Perhaps, it was now safe enough for Democratic Party officials and feminist leaders to issue a statement. And they soon did so.

On or around December 10, women leaders and Democratic Party elected functionaries in New York State published a statement. I was told that work on this statement began on November 29, and that it took seven days to compose. When I called one of the organizers, a very hard-working and decent feminist, I asked if her group had reached out to feminists who had declined to sign it. She said yes. She was reluctant to share the names. I laughed and mentioned some names. She was ever so surprised. For example, not a single member of the Coalition Against Trafficking in Women had signed. Here is some of their language, which explains why it took seven days to craft the desired even-handed document:

“We grieve as we witness the heartbreaking anguish of women, children, and all those who suffer through no fault of their own in both Israel and Gaza. We mourn the deaths of so many Palestinian and Israeli civilians who have been killed in this war. We long for a just peace. To denounce rape as a weapon of war is not to express approval or alignment with the governing coalition in Israel, nor does it signal support for the bombings in Gaza. But as feminists we are committed to the universal principle that rape must always be condemned; we bear witness to the mountain of evidence that Hamas and other terrorist groups used rape as a weapon of war against Israeli women and girls; and we demand accountability for crimes that must never be tolerated by the world community. Most of all, we stand with the victims of gender-based atrocities, with the survivors and with those who did not survive, and we raise our voices in solidarity with them.”
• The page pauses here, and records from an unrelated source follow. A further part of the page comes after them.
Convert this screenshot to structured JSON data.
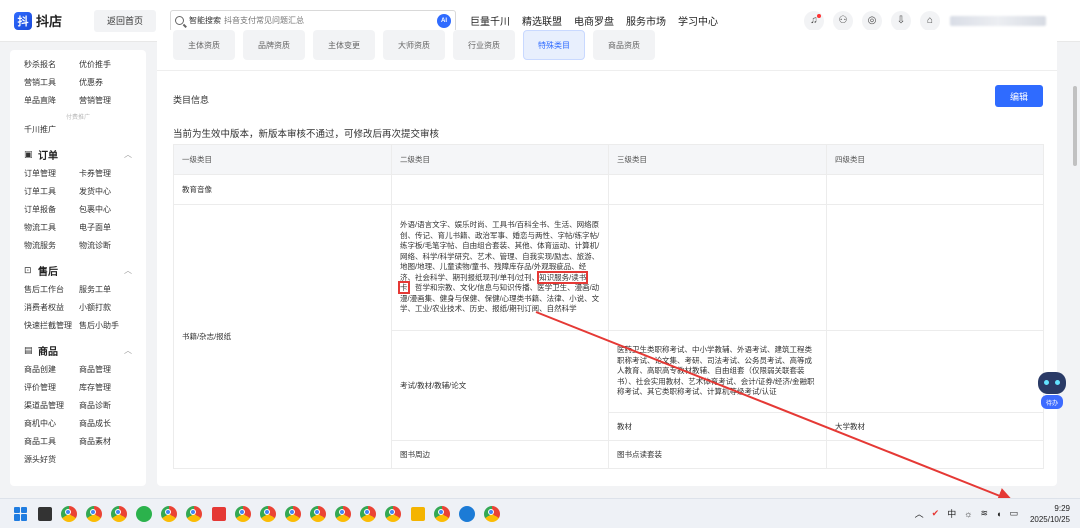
{
  "app": {
    "name": "抖店",
    "logo_glyph": "抖"
  },
  "topbar": {
    "back_label": "返回首页",
    "search_prefix": "智能搜索",
    "search_placeholder": "抖音支付常见问题汇总",
    "ai_label": "AI",
    "nav": [
      "巨量千川",
      "精选联盟",
      "电商罗盘",
      "服务市场",
      "学习中心"
    ]
  },
  "sidebar": {
    "top_links": [
      "秒杀报名",
      "优价推手",
      "营销工具",
      "优惠券",
      "单品直降",
      "营销管理"
    ],
    "ad_divider": "付费推广",
    "ad_link": "千川推广",
    "sections": [
      {
        "title": "订单",
        "icon": "▣",
        "links": [
          "订单管理",
          "卡券管理",
          "订单工具",
          "发货中心",
          "订单报备",
          "包裹中心",
          "物流工具",
          "电子面单",
          "物流服务",
          "物流诊断"
        ]
      },
      {
        "title": "售后",
        "icon": "⊡",
        "links": [
          "售后工作台",
          "服务工单",
          "消费者权益",
          "小额打款",
          "快速拦截管理",
          "售后小助手"
        ]
      },
      {
        "title": "商品",
        "icon": "▤",
        "links": [
          "商品创建",
          "商品管理",
          "评价管理",
          "库存管理",
          "渠道品管理",
          "商品诊断",
          "商机中心",
          "商品成长",
          "商品工具",
          "商品素材",
          "源头好货"
        ]
      }
    ]
  },
  "tabs": [
    "主体资质",
    "品牌资质",
    "主体变更",
    "大师资质",
    "行业资质",
    "特殊类目",
    "商品资质"
  ],
  "active_tab": 5,
  "main": {
    "section_title": "类目信息",
    "edit_label": "编辑",
    "notice": "当前为生效中版本，新版本审核不通过，可修改后再次提交审核",
    "table": {
      "headers": [
        "一级类目",
        "二级类目",
        "三级类目",
        "四级类目"
      ],
      "level1_a": "教育音像",
      "level1_b": "书籍/杂志/报纸",
      "row2_level2_before": "外语/语言文字、娱乐时尚、工具书/百科全书、生活、网络原创、传记、育儿书籍、政治军事、婚恋与两性、字帖/练字帖/练字板/毛笔字帖、自由组合套装、其他、体育运动、计算机/网络、科学/科学研究、艺术、管理、自我实现/励志、旅游、地图/地理、儿童读物/童书、残障库存品/外观瑕疵品、经济、社会科学、期刊报纸现刊/单刊/过刊、",
      "row2_level2_highlight": "知识服务/读书卡",
      "row2_level2_after": "、哲学和宗教、文化/信息与知识传播、医学卫生、漫画/动漫/漫画集、健身与保健、保健/心理类书籍、法律、小说、文学、工业/农业技术、历史、报纸/期刊订阅、自然科学",
      "row3_level2": "考试/教材/教辅/论文",
      "row3_level3": "医药卫生类职称考试、中小学教辅、外语考试、建筑工程类职称考试、论文集、考研、司法考试、公务员考试、高等成人教育、高职高专教材教辅、自由组套（仅限弱关联套装书）、社会实用教材、艺术体育考试、会计/证券/经济/金融职称考试、其它类职称考试、计算机等级考试/认证",
      "row4_level3": "教材",
      "row4_level4": "大学教材",
      "row5_level2": "图书周边",
      "row5_level3": "图书点读套装"
    }
  },
  "assistant": {
    "label": "待办"
  },
  "taskbar": {
    "ime": "中",
    "time": "9:29",
    "date": "2025/10/25"
  }
}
On December 12, Biden’s White House condemned Hamas’s refusal to return hostages and their use of rape to terrorize. The White House stated: “In the weeks since October 7, survivors and witnesses have bravely shared accounts of severe sexual violence by Hamas terrorists against women and children in Israel.” Formerly silent Democrats now began to “own” the story. Did they want to be able to claim that they had stood up for Israel to impress pro- Israel voters? Going forward, would the December 10 statement and Letty Cottin Pogrebin’s December 5 article allow pro-Biden Democrats to claim that theyhad decried the 10/7 rapes?

On December 15, the Marxist-feminist Katha Pollitt followed Letty’s example and challenged the feminist silence in a piece published by The Nation. Like Letty, Katha herself had been silent for many months. She wrote: “This silence sits oddly with how quick our movement has been to credit much iffier claims and to raise consciousness around sexual misconduct that falls far short of rape. What happened to the clarion call to ‘believe women’? What happened to #metoo? Where’s the Women’s March? Feminist Majority? The National Women’s Studies Association?”
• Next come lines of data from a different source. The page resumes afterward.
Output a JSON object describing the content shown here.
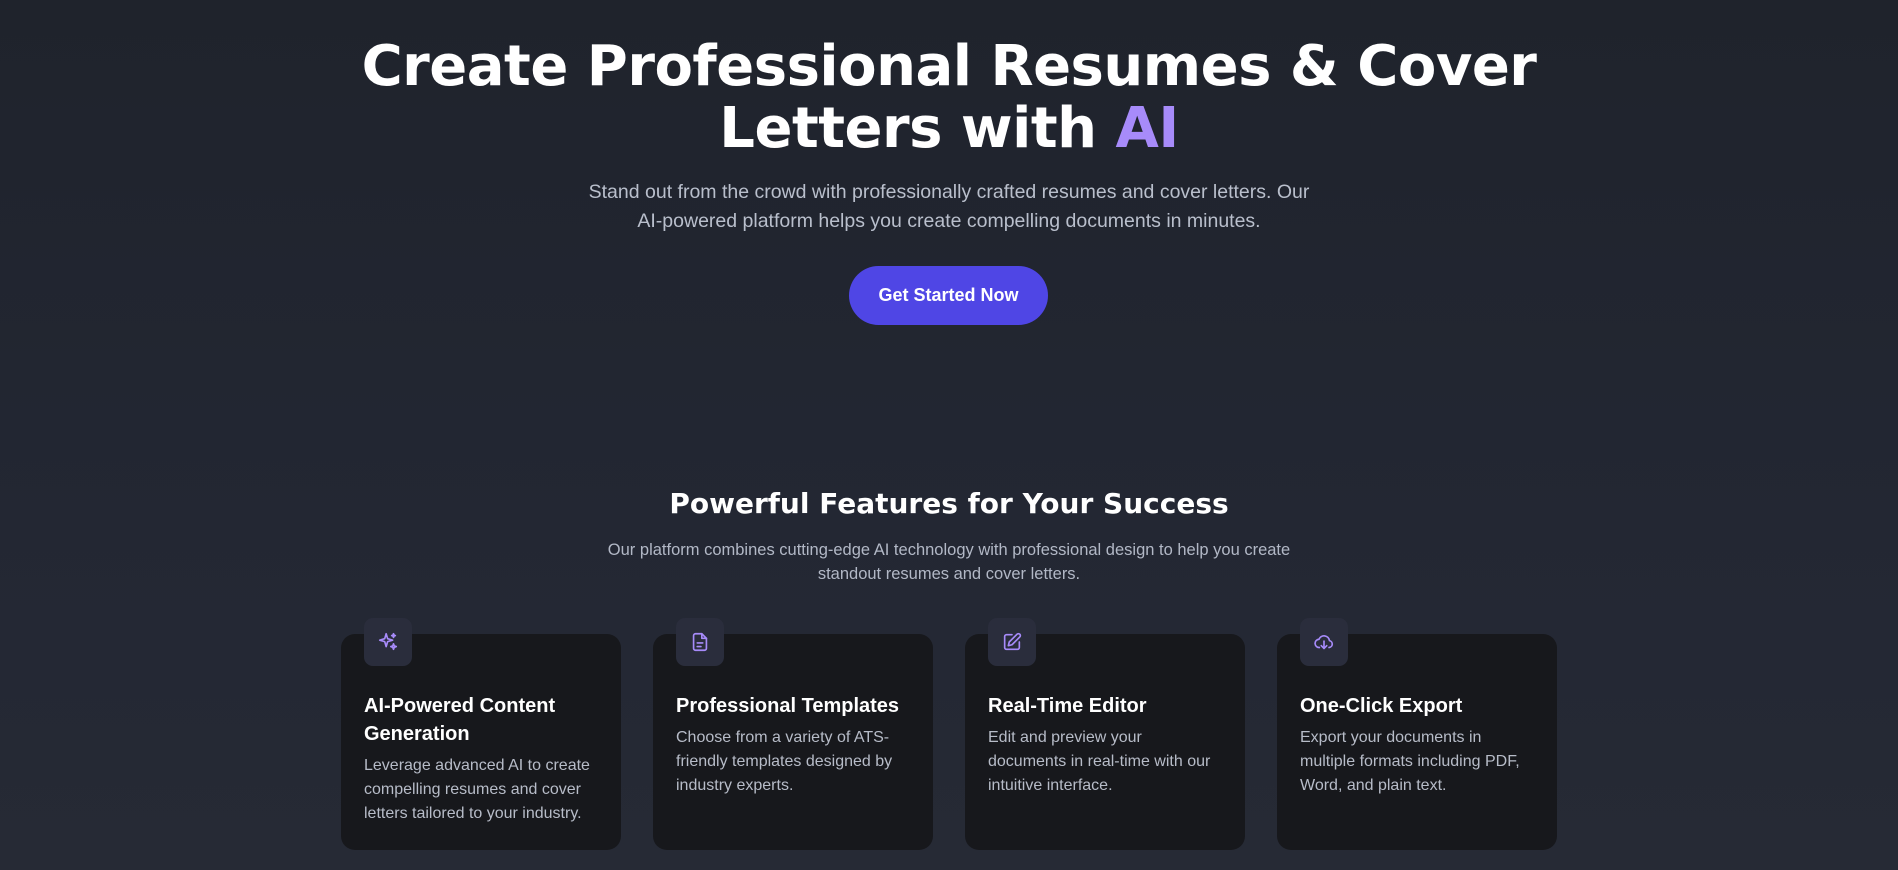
{
  "hero": {
    "title_line1": "Create Professional Resumes & Cover",
    "title_line2_prefix": "Letters with ",
    "title_accent": "AI",
    "subtitle_line1": "Stand out from the crowd with professionally crafted resumes and cover letters. Our",
    "subtitle_line2": "AI-powered platform helps you create compelling documents in minutes.",
    "cta_label": "Get Started Now"
  },
  "features": {
    "title": "Powerful Features for Your Success",
    "subtitle_line1": "Our platform combines cutting-edge AI technology with professional design to help you create",
    "subtitle_line2": "standout resumes and cover letters.",
    "cards": [
      {
        "icon": "sparkles-icon",
        "title_line1": "AI-Powered Content",
        "title_line2": "Generation",
        "desc_line1": "Leverage advanced AI to create",
        "desc_line2": "compelling resumes and cover",
        "desc_line3": "letters tailored to your industry."
      },
      {
        "icon": "document-icon",
        "title_line1": "Professional Templates",
        "desc_line1": "Choose from a variety of ATS-",
        "desc_line2": "friendly templates designed by",
        "desc_line3": "industry experts."
      },
      {
        "icon": "edit-icon",
        "title_line1": "Real-Time Editor",
        "desc_line1": "Edit and preview your",
        "desc_line2": "documents in real-time with our",
        "desc_line3": "intuitive interface."
      },
      {
        "icon": "cloud-download-icon",
        "title_line1": "One-Click Export",
        "desc_line1": "Export your documents in",
        "desc_line2": "multiple formats including PDF,",
        "desc_line3": "Word, and plain text."
      }
    ]
  },
  "colors": {
    "background": "#22262f",
    "accent": "#a78bfa",
    "cta": "#4f46e5",
    "card": "#17181c",
    "icon_tile": "#2a2d3c"
  }
}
On December 19, 73 days after the massacre, Ms. Magazine  posted an article that mentioned all victims of gender-based violence (GBV) in conflicts in Afghanistan, Congo, Ethiopia, Iran, South Sudan, Sudan, Ukraine, and Yemen. Geeta Rao Gupta wrote: “We are deeply concerned by the increased risk of GBV for women and girls in Gaza and the West Bank as a result of displacement, among other factors.” This article only mentioned Israel in the fourth paragraph, and then only as part of a sentence about both Palestinian and Israeli women. They were trying to normalize (or hide) what happened on 10/7 by merging it with other rapes in conflict zones.

On January 31, Sheryl Sandberg, hosted by Lord Mendelsson, chaired an event in the House of Lords titled: “Stand Against Sexual and Gender-Based Violence in the October 7th Hamas Terror Attack.” Allow me to give Sandberg the last word. She said: “On October 7th, Hamas terrorists committed unspeakable acts of sexual violence against women and girls in Israel, and continued to abuse female hostages that it kept in captivity. Today, the Israeli women who are still being held hostage in Gaza continue to face this terror . . . the evidence is undeniable. We must come together to stand against rape as a weapon of war in conflict zones everywhere; Israel is no exception. If we do not, we risk losing 30 years of human rights in progress.